Analogical Levelling and Optimisation: the Treatment of Pointless Lexical Allomorphy in Greek
by Helen Sims-Williams (University of Surrey)
Ancient Greek verbal morphology involved extensive allomorphy of lexical morphemes, most of which was phonologically and semantically arbitrary, lexically idiosyncratic, and functionally redundant. This was subsequently reduced through analogical levelling, which eliminates alternations in favour of a single phonological expression of underlying meaning. This reduction of arbitrary complexity is often observed in the development of morphological systems, which has inspired a common view of morphological change as being guided by universal preferences, nudging languages along paths which will lead them to a more optimal status.
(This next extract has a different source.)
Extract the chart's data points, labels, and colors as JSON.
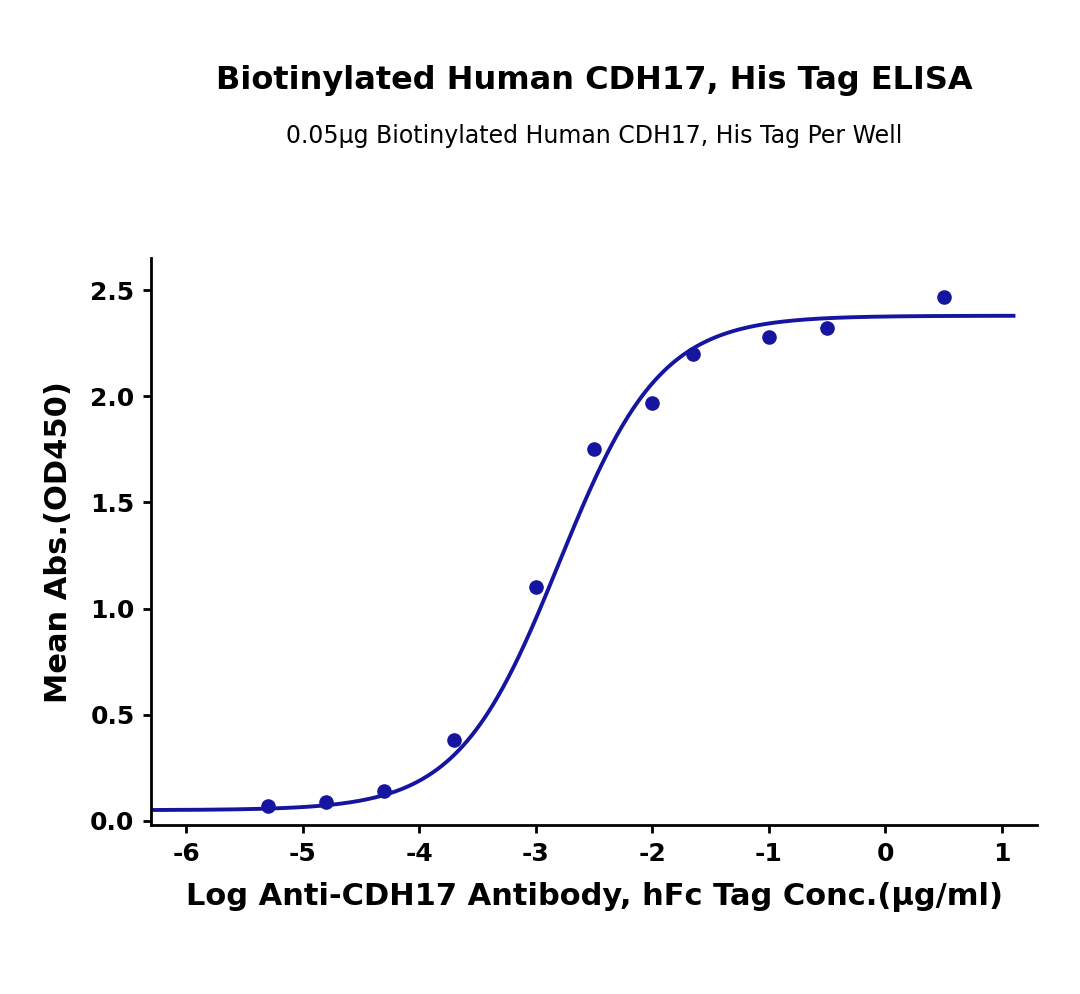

This paper applies data from the history of Greek to two questions about analogical levelling and the role of ‘optimisation’. Firstly, is levelling motivated by a universal preference for a one-to-one alignment of meaning and form? Secondly, is the direction of levelling determined by universal preferences for particular ways of marking morphosyntactic distinctions? I will argue that the answer to both questions is no: the developments observed here are remarkably well predicted by language-specific, formal properties of paradigms, without the need to invoke universal preferences. These facts are best accommodated if speaker competence includes detailed probabilistic information about the predictive structure of paradigms, which has important implications for morphological theory, as well as historical linguistics.